J’attendais la suite de l’histoire mais plongée dans ses souvenirs elle n’avait plus envie de parler…
Un après midi je me retrouvai à nouveau assise aux pieds de grand’mère et bien sur lui demandai la suite de son histoire…
« Dis moi comment as tu rencontré ton mari ? »

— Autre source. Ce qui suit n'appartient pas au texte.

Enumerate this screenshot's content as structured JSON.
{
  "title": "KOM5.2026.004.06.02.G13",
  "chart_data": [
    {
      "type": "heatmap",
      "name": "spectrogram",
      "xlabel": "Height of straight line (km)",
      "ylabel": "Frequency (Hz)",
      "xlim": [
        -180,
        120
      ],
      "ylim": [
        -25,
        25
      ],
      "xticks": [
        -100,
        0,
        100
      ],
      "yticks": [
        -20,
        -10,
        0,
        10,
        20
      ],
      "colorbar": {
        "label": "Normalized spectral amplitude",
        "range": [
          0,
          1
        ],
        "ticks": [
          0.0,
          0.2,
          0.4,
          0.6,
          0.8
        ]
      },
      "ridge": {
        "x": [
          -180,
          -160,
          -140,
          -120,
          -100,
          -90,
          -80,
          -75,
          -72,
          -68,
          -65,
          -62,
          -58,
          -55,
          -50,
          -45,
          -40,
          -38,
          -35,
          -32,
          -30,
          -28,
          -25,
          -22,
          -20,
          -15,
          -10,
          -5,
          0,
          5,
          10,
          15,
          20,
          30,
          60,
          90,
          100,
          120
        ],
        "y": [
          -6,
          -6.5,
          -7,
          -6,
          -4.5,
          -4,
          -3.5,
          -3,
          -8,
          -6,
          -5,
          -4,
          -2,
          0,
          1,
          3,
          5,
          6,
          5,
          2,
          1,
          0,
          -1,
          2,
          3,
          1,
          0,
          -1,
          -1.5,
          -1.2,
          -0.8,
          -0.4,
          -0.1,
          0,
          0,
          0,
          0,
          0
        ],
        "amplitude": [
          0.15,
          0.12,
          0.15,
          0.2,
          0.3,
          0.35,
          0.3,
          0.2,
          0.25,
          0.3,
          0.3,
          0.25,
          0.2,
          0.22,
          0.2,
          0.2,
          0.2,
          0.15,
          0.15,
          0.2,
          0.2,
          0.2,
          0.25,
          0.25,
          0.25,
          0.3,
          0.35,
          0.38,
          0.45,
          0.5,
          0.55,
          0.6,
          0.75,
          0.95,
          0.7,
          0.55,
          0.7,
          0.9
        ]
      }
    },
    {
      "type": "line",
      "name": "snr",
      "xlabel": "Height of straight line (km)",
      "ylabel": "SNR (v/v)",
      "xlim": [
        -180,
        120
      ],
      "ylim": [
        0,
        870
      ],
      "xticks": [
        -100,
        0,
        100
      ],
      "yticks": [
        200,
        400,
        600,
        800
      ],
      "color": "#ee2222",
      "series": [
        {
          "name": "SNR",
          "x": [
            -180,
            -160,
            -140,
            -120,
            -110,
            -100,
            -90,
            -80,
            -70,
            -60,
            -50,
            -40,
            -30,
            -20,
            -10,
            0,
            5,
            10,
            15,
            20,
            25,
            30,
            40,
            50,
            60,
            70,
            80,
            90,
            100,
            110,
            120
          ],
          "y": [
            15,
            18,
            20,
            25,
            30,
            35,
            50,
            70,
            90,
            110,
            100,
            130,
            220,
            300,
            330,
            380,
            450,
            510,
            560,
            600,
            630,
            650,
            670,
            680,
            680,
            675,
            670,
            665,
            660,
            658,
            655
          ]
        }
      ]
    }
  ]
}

« Oh , c’était drôle ! J ‘étais en vacances chez grand mère quand mon professeur de mathématique se présenta chez nous. J’étais sur qu’il venait se plaindre de mes mauvaises notes en cette matière… Quand on m’appela au salon je m’attendais au pire.je m’avançais rougissante quand grand-mère me dit :
« Nicolas B. vient de te demander en mariage, nous en avons parlé .Mais je te trouve bien trop jeune du haut de tes quinze ans donc, si tu es d’accord Nicolas B. viendra te faire la cour pendant un an et si vous désirez vous marier tous les deux, je vous donnerai ma bénédicton ! »
Ma grand-mère se mit à rire gaiement,
« Si tu savais comme il était drôle avec son petit bouquet de violettes, il s’asseyait à l’autre bout du banc regardait ses pieds n’osant ni me voir ni me parler puis il m’embrassait la main et partait pour revenir au rythme des convenances…
Il était très beau, il avait le double de mon âge et il était tellement sérieux !
Au bout d’un an le jour de mon anniversaire il demanda à nouveau ma main… c’était à moi de parler … que dire ? La curiosité, l’attrait d’une vie nouvelle, la fin des études tout a joué en sa faveur… j’ai dit « Oui ! »
Et voilà à seize ans j’étais mariée….
Une vie nouvelle de fêtes, sorties, spectacles, bals au Palais d’hiver, puis au Palais d’été...
C’est dans cette atmosphère de fête que ton papa arriva dans ce monde ! J’étais trop jeune inconsciente, laissant la nounou s’occuper de mon bébé et mon mari à ses études (il faisait des recherches en mathématique supérieures) …je n’y comprenais rien… et continuais à sortir avec ma sœur aînée avec laquelle je m’étais liée d’une grande amitié…
Au début de notre mariage Nicolas m’accompagnait, il me présenta à la cour et semblait fier et heureux d’être près de moi…
Je ne voyais rien de ce qui se passait autour de moi. J’étais éblouie par le faste de la cour…
Nous avons suivi la cour à Moscou pour le couronnement de Nicolas II .
« Le peuple gronde ! » Le couronnement qui fut une véritable tragédie…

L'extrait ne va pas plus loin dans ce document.